Fig. 4. Structurally inferred guanine- and DNA-binding mode of AGT. (A) Guanine inserts into the active site channel along the recognition helix, stacking the aromatic base against Met134 and Gly131. Guanine-specific hydrogen bonds occur between the Watson–Crick base-pairing atoms of guanine and protein main chain atoms. The benzyl lesion is positioned adjacent to the active site cysteine, and oriented for optimal S_N2 displace– ment. (B) Overlay of AGT and the HTH-containing DNA-binding region of the catabolite gene activator protein bound to DNA (both red), and proposed analogous binding of DNA (purple) by AGT. Arg128, extending from the HTH motif (sky blue), penetrates the base stack and is ideally positioned to facilitate flipping of target O⁶–alkylguanine nucleotides. (C) Potential DNA-contacting residues of AGT (same color scheme as for Figure 1A), rotated by 90° about the vertical axis relative to (B). The HTH motif (sky blue), lying within the major groove, provides several potential hydrophilic and electrostatic DNA contacts. The adjacent ‘wing’, corresponding to the turn between B6 and B7, contacts the minor groove through Ser151 and Ser152. (D) The electrostatic surface of AGT, oriented as (C) and colored by Coulombic electrostatic potential (kT/e^–), displays a positively charged region centered around Arg128 complementary to the DNA phosphate backbone (oxygens, red; phosphates, yellow). Arg128, the ‘arginine finger’, facilitates damage repair by entering the base stack and displacing the extrahelical O⁶–alkylguanine nucleotide.

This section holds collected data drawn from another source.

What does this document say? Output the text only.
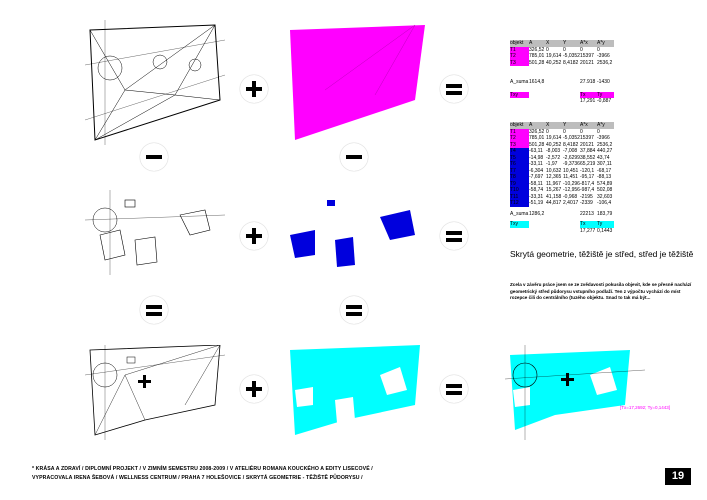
objekt	A	X	Y	A*x	A*y
T1	326,52 0	0	0	0
T2	785,01 19,614 -5,0352 15397 -3966
T3	501,28 40,252 8,4182 20121 2536,2
A_suma 1614,8	27.918 -1430
Txy	Tx	Ty
17,291 -0,887
objekt	A	X	Y	A*x	A*y
T1	326,52 0	0	0	0
T2	785,01 19,614 -5,0352 15397 -3966
T3	501,28 40,252 8,4182 20121 2536,2
T4	-63,11 -8,003 -7,008 37,884 440,27
T5	-14,98 -2,572 -2,6299 38,552 43,74
T6	-33,11 -1,97	-9,3736 65,219 307,11
T7	-6,304 10,632 10,451 -120,1 -68,17
T8	-7,697 12,365 11,451 -95,17 -88,13
T9	-58,11 11,967 -10,296 -817,4 574,89
T10	-58,74 15,267 -12,956 -987,4 502,08
T11	-33,31 41,158 -0,968 -2195 32,603
T12	-51,19 44,817 2,4017 -2339 -106,4
A_suma 1286,2	22213 183,79
Txy	Tx	Ty
17,277 0,1443
Skrytá geometrie, těžiště je střed, střed je těžiště
Zcela v závěru práce jsem se ze zvědavosti pokusila objevit, kde se přesně nachází geometrický střed půdorysu vstupního podlaží. Ten z výpočtu vychází do míst rozepce čili do centrálního (tuzého objektu. Snad to tak má být...
[Tx=17,2692; Ty=0,1443]
* KRÁSA A ZDRAVÍ / DIPLOMNÍ PROJEKT / V ZIMNÍM SEMESTRU 2008-2009 / V ATELIÉRU ROMANA KOUCKÉHO A EDITY LISECOVÉ /
VYPRACOVALA IRENA ŠEBOVÁ / WELLNESS CENTRUM / PRAHA 7 HOLEŠOVICE / SKRYTÁ GEOMETRIE - TĚŽIŠTĚ PŮDORYSU /	19
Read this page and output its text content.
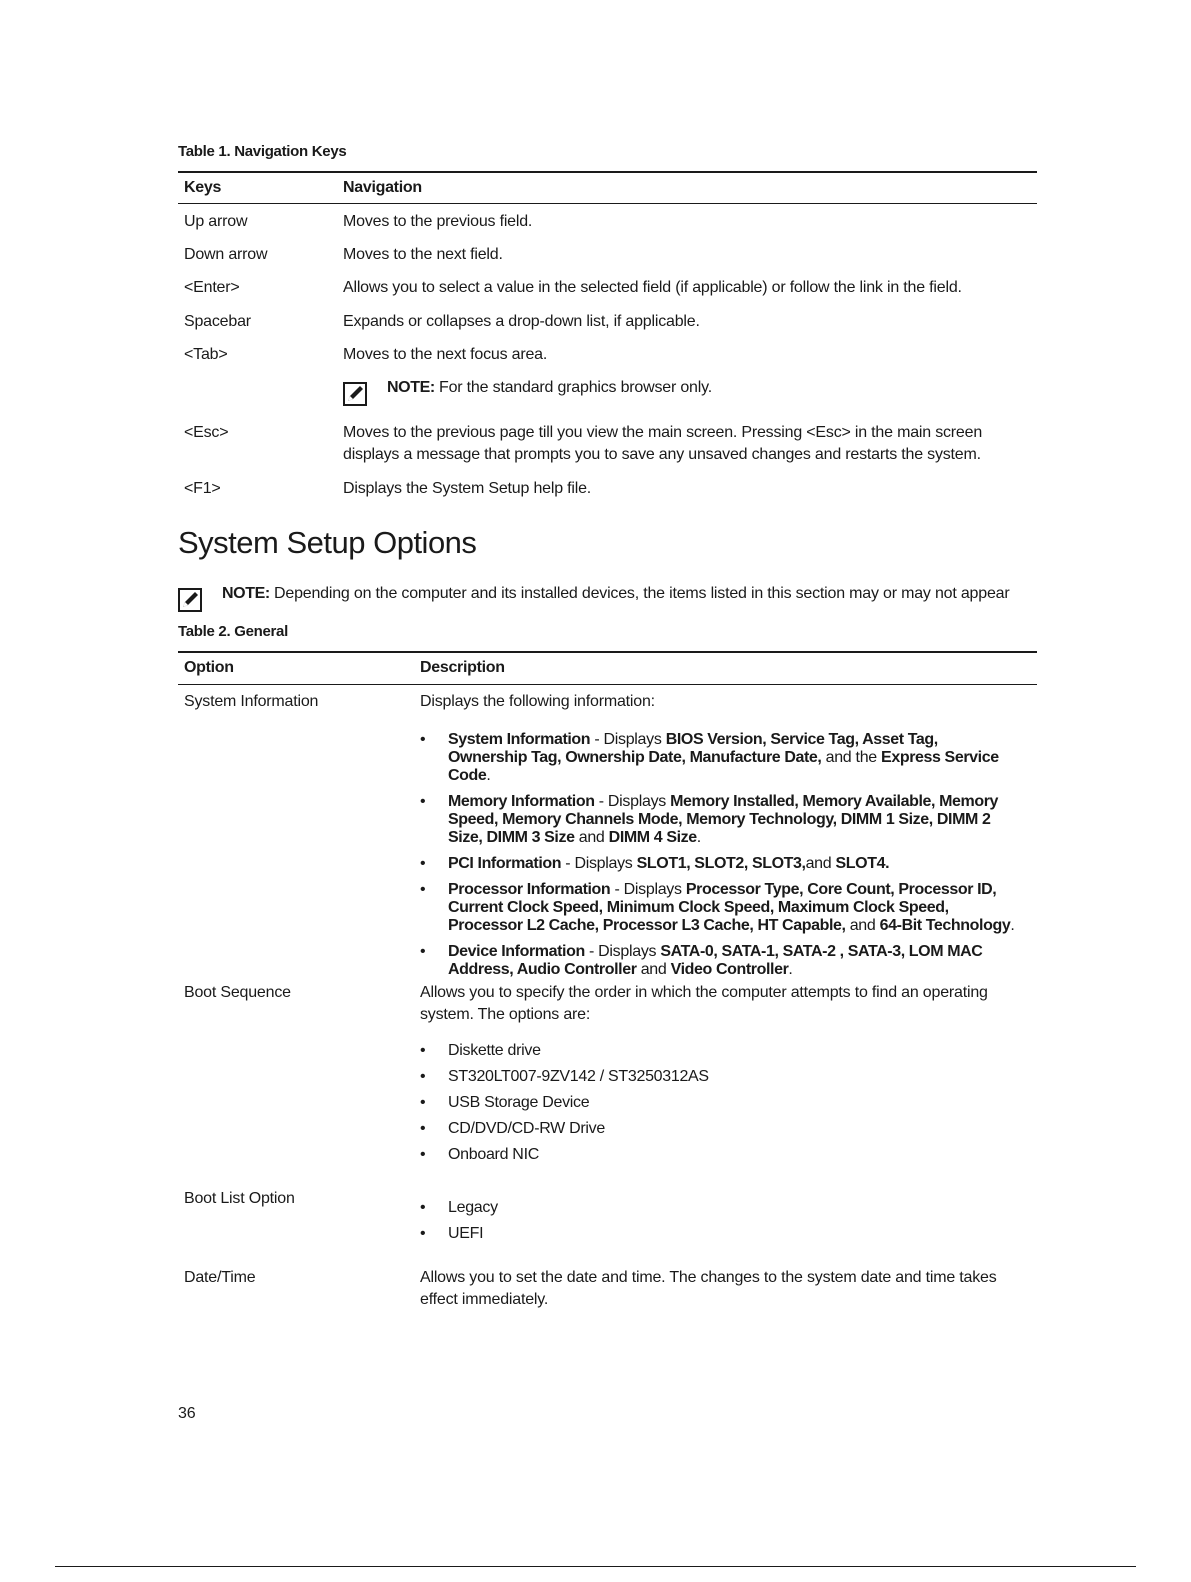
Table 1. Navigation Keys
Keys	Navigation
Up arrow	Moves to the previous field.
Down arrow	Moves to the next field.
<Enter>	Allows you to select a value in the selected field (if applicable) or follow the link in the field.
Spacebar	Expands or collapses a drop-down list, if applicable.
<Tab>	Moves to the next focus area.
NOTE: For the standard graphics browser only.
<Esc>	Moves to the previous page till you view the main screen. Pressing <Esc> in the main screen displays a message that prompts you to save any unsaved changes and restarts the system.
<F1>	Displays the System Setup help file.
System Setup Options
NOTE: Depending on the computer and its installed devices, the items listed in this section may or may not appear
Table 2. General
Option	Description
System Information	Displays the following information:
• System Information - Displays BIOS Version, Service Tag, Asset Tag, Ownership Tag, Ownership Date, Manufacture Date, and the Express Service Code.
• Memory Information - Displays Memory Installed, Memory Available, Memory Speed, Memory Channels Mode, Memory Technology, DIMM 1 Size, DIMM 2 Size, DIMM 3 Size and DIMM 4 Size.
• PCI Information - Displays SLOT1, SLOT2, SLOT3,and SLOT4.
• Processor Information - Displays Processor Type, Core Count, Processor ID, Current Clock Speed, Minimum Clock Speed, Maximum Clock Speed, Processor L2 Cache, Processor L3 Cache, HT Capable, and 64-Bit Technology.
• Device Information - Displays SATA-0, SATA-1, SATA-2 , SATA-3, LOM MAC Address, Audio Controller and Video Controller.
Boot Sequence	Allows you to specify the order in which the computer attempts to find an operating system. The options are:
• Diskette drive
• ST320LT007-9ZV142 / ST3250312AS
• USB Storage Device
• CD/DVD/CD-RW Drive
• Onboard NIC
Boot List Option
• Legacy
• UEFI
Date/Time	Allows you to set the date and time. The changes to the system date and time takes effect immediately.
36
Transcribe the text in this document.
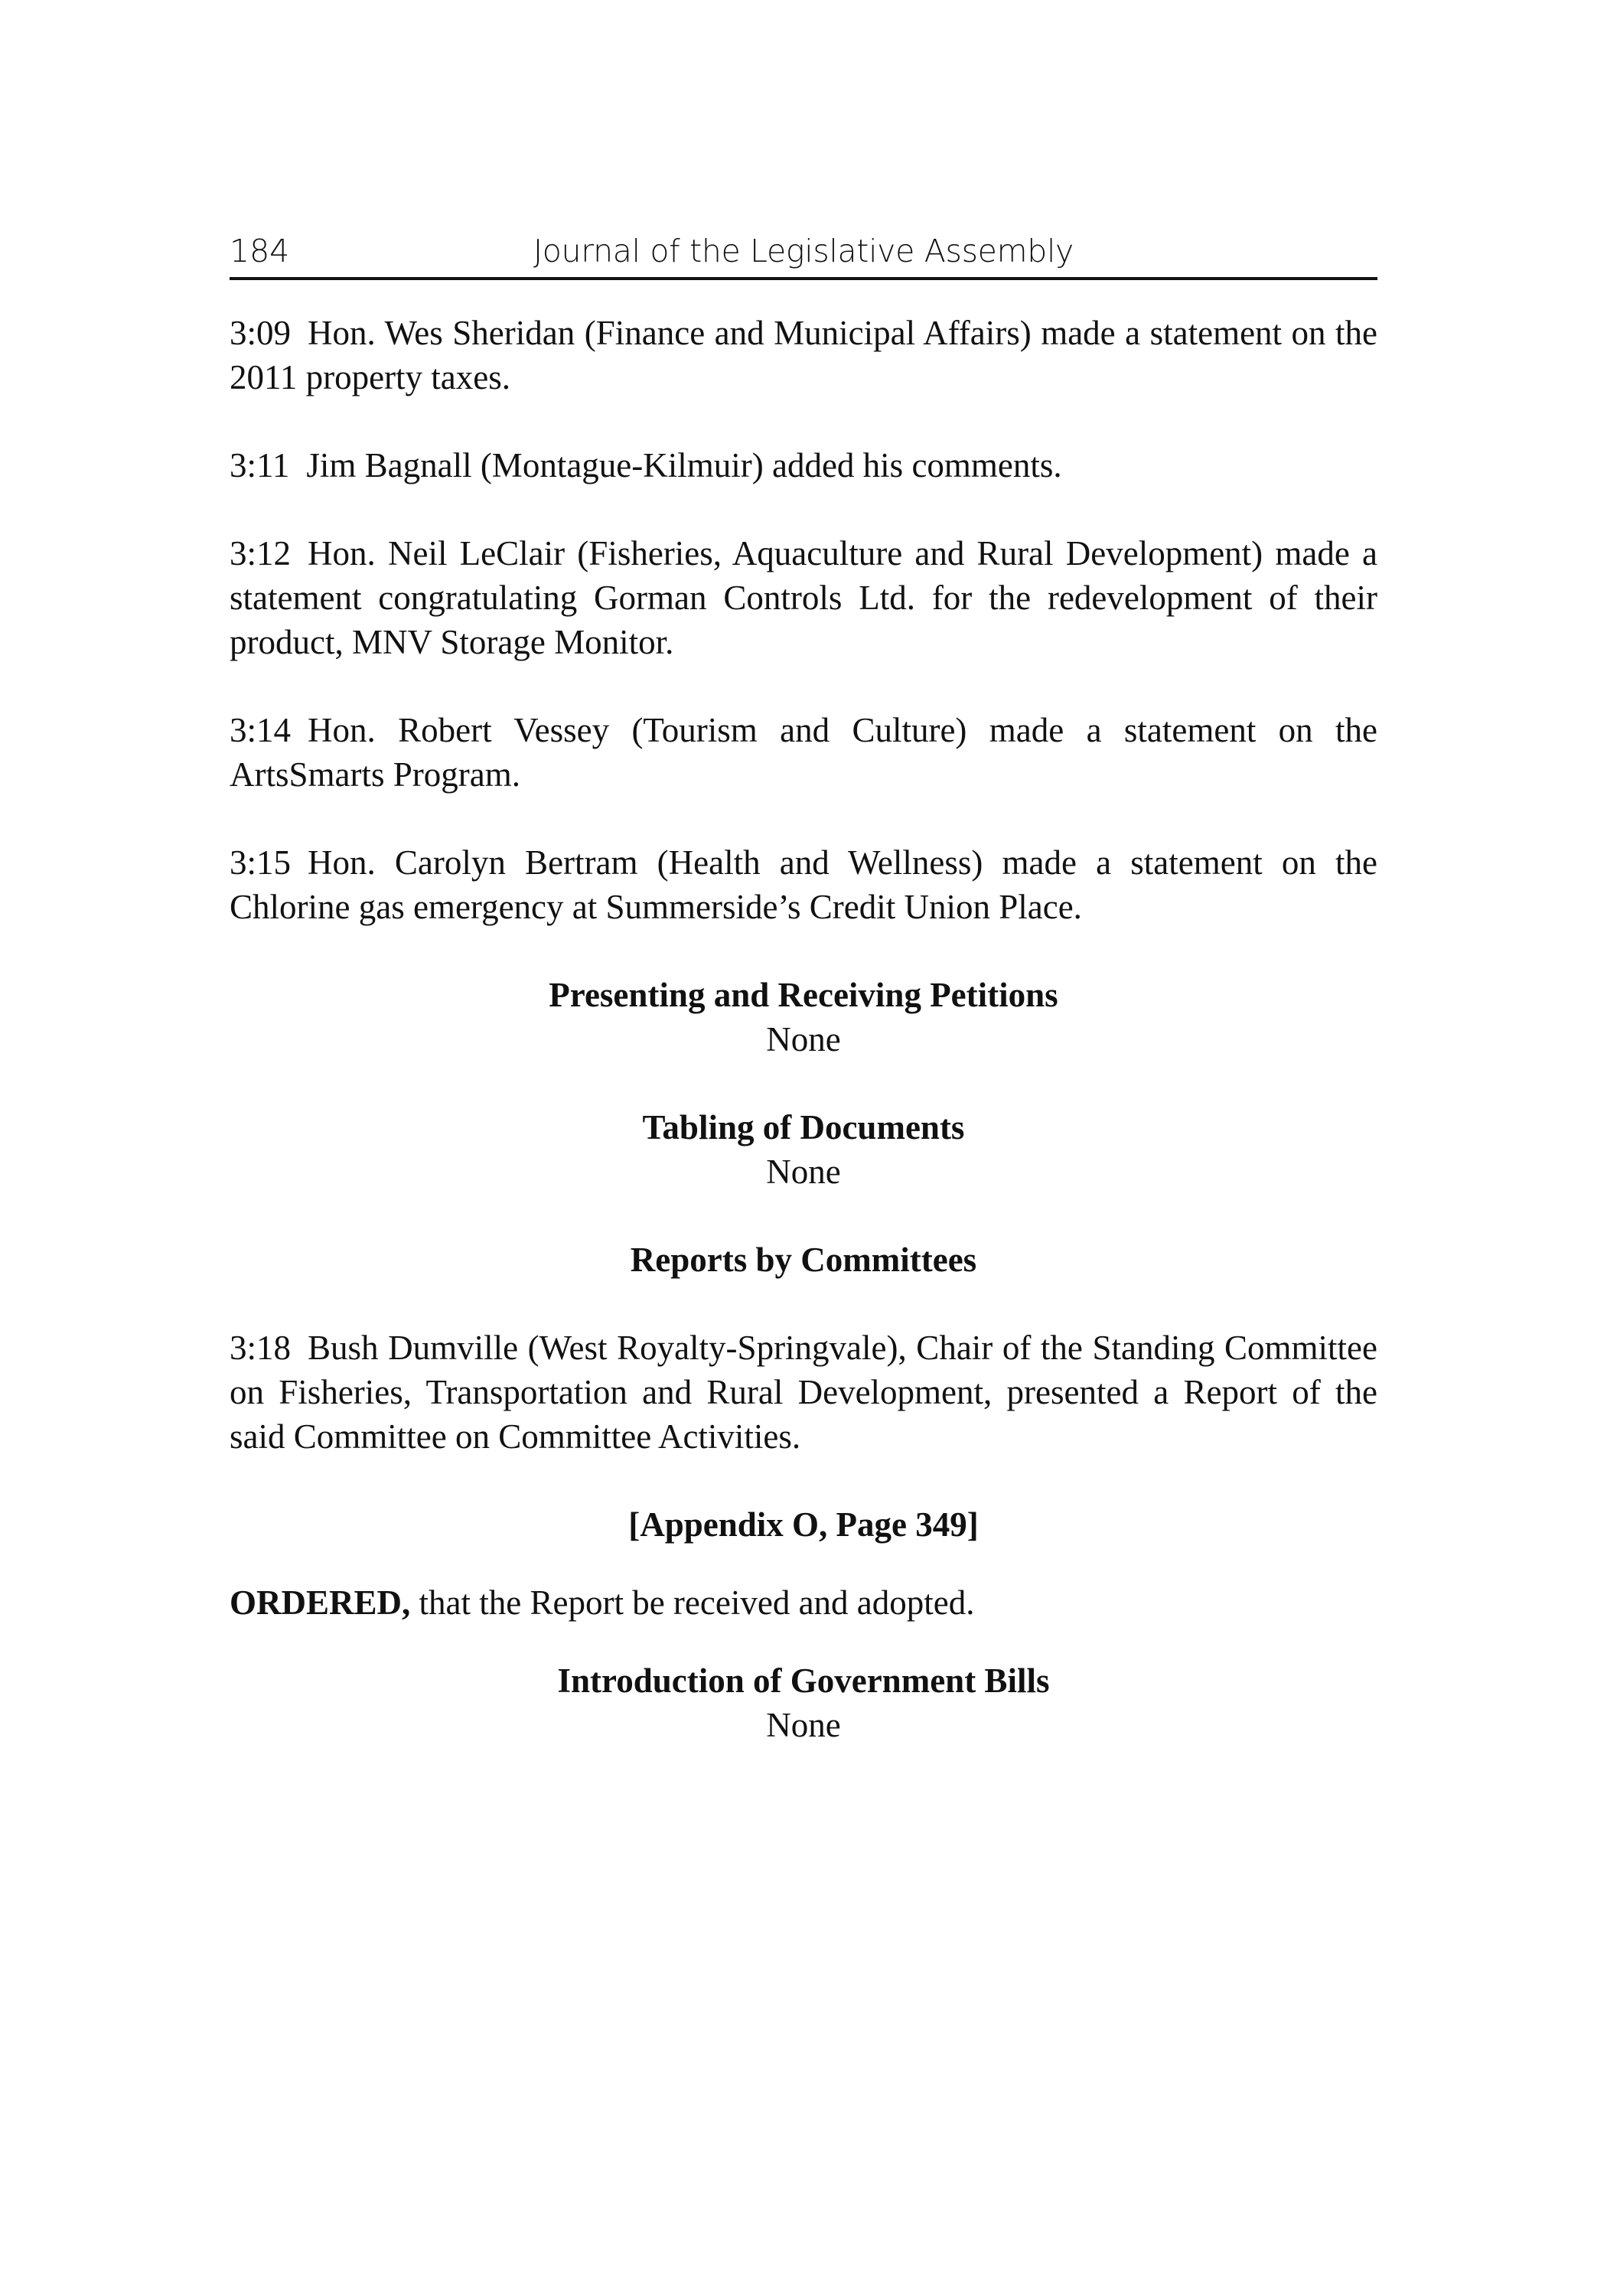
184	Journal of the Legislative Assembly

3:09 Hon. Wes Sheridan (Finance and Municipal Affairs) made a statement on the 2011 property taxes.

3:11 Jim Bagnall (Montague-Kilmuir) added his comments.

3:12 Hon. Neil LeClair (Fisheries, Aquaculture and Rural Development) made a statement congratulating Gorman Controls Ltd. for the redevelopment of their product, MNV Storage Monitor.

3:14 Hon. Robert Vessey (Tourism and Culture) made a statement on the ArtsSmarts Program.

3:15 Hon. Carolyn Bertram (Health and Wellness) made a statement on the Chlorine gas emergency at Summerside’s Credit Union Place.

Presenting and Receiving Petitions
None
Tabling of Documents
None
Reports by Committees

3:18 Bush Dumville (West Royalty-Springvale), Chair of the Standing Committee on Fisheries, Transportation and Rural Development, presented a Report of the said Committee on Committee Activities.

[Appendix O, Page 349]

ORDERED, that the Report be received and adopted.

Introduction of Government Bills
None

Fig. 5. AGT active site structure, dealkylation mechanism and stability of mutants mimicking alkylated AGT. (A) Active site hydrogen bond network, required for both stability and activity. Electron density from a σ_A-weighted 2F_o – F_c map contoured at 2σ is shown. (B) A proposed reaction mechanism for AGT. His146, acting as a water-mediated general base, deprotonates Cys145 to facilitate attack at the O⁶–alkyl carbon, with concomitant protonation of N3 by Tyr114. (C) Distance difference matrix plot of benzylated (upper right) and methylated (lower left) versus native AGT showing 0.5–1.5 Å shifts of helix H6 (residues 125–136) and the guanine-binding loop (residues 153–160) away from the N-terminal domain. This opening of the tertiary structure, accommodating the alkyl adducts, distorts the DNA-binding surface. (D) Instability of Cys145 mutants. Wild-type and C145F and C145L mutants were expressed in E.coli lacking endogenous AGT. Following arrest of protein synthesis, the presence of AGT was measured as a function of time by immunoblotting of cell lysates with anti-AGT antibodies. C145F and C145L mutants, which mimic alkylated C145, demonstrate in vivo instability.